The government is launching court action to challenge National Union of Teachers (NUT) strike action planned at sixth form colleges across the country on Tuesday (March 15).

The hearing will be at London’s Royal Courts of Justice on Monday.

It comes after FE Week reported on February 29 that NUT members had backed the strike through a ballot, with 86 per cent voting in favour of the industrial action from a 44 per cent turnout.

A Department for Education spokesman old FE Week today: “The NUT is seeking to disrupt the education of thousands of students through what we believe to be an unlawful dispute, based on political grounds and not a trade dispute about the terms and conditions of its members.

“We therefore intend to challenge this through the courts.

“We recognise the importance of investing in education which is why, thanks to the difficult decisions we have taken elsewhere, we have been able to protect core 16 to 19 funding.

“At the same time we have ended the unfair difference between post-16 schools and colleges by funding them per student to ensure that all young people leave education with the skills they need to thrive in modern Britain.”

Kevin Courtney, deputy general secretary of the NUT, expressed “regret” over the legal action.
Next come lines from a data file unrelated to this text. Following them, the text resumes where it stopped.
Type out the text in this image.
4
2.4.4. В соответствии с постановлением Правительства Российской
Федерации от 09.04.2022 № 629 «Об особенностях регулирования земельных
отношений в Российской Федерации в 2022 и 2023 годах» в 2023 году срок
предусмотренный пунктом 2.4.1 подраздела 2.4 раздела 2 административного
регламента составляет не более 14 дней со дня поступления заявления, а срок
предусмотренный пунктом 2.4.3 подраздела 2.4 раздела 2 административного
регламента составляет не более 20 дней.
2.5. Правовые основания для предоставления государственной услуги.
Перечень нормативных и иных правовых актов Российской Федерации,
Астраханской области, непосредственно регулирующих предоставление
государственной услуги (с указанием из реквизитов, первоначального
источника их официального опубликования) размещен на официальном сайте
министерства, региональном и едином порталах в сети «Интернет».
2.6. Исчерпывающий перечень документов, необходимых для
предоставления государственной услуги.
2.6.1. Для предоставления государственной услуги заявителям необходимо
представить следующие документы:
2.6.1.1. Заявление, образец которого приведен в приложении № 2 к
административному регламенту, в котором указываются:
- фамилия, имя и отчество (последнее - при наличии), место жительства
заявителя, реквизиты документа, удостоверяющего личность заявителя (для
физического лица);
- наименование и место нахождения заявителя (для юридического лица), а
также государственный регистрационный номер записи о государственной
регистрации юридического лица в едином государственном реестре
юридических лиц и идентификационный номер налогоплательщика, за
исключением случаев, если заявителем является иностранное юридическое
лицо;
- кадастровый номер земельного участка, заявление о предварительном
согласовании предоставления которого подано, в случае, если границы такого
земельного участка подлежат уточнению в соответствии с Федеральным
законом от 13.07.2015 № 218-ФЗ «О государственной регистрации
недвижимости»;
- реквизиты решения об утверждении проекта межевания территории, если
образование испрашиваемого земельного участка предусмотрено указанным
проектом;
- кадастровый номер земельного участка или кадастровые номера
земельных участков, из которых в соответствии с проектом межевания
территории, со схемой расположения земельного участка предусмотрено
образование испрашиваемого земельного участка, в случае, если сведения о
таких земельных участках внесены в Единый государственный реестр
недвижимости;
“We regret that the government has chosen this route rather than seeking to resolve the dispute through negotiations about adequate funding for the sector, which could protect teachers’ conditions of service and students’ conditions of learning,” he said.

“Sixth form colleges provide a vital service that is in danger of all but disappearing if government does not listen and reverse and remedy the severe funding crisis in colleges.

“It seems as though the government is doing anything it can to avoid parents knowing about the funding crisis facing 16-19 education.

“This court case is every bit as much an attack on the right to strike as the trade union bill currently going through Parliament. We hope to defeat this cynical legal challenge on Monday.”

A total of 1,689 NUT members took part in the ballot, with 1,453 voting for the strike action and 235 against.

The question put to members was “In order to persuade the Secretary of State for Education [Nicky Morgan] to increase presently inadequate funding levels which cause detrimental changes to terms and conditions within the sixth form college sector are you prepared to take a day’s strike action?”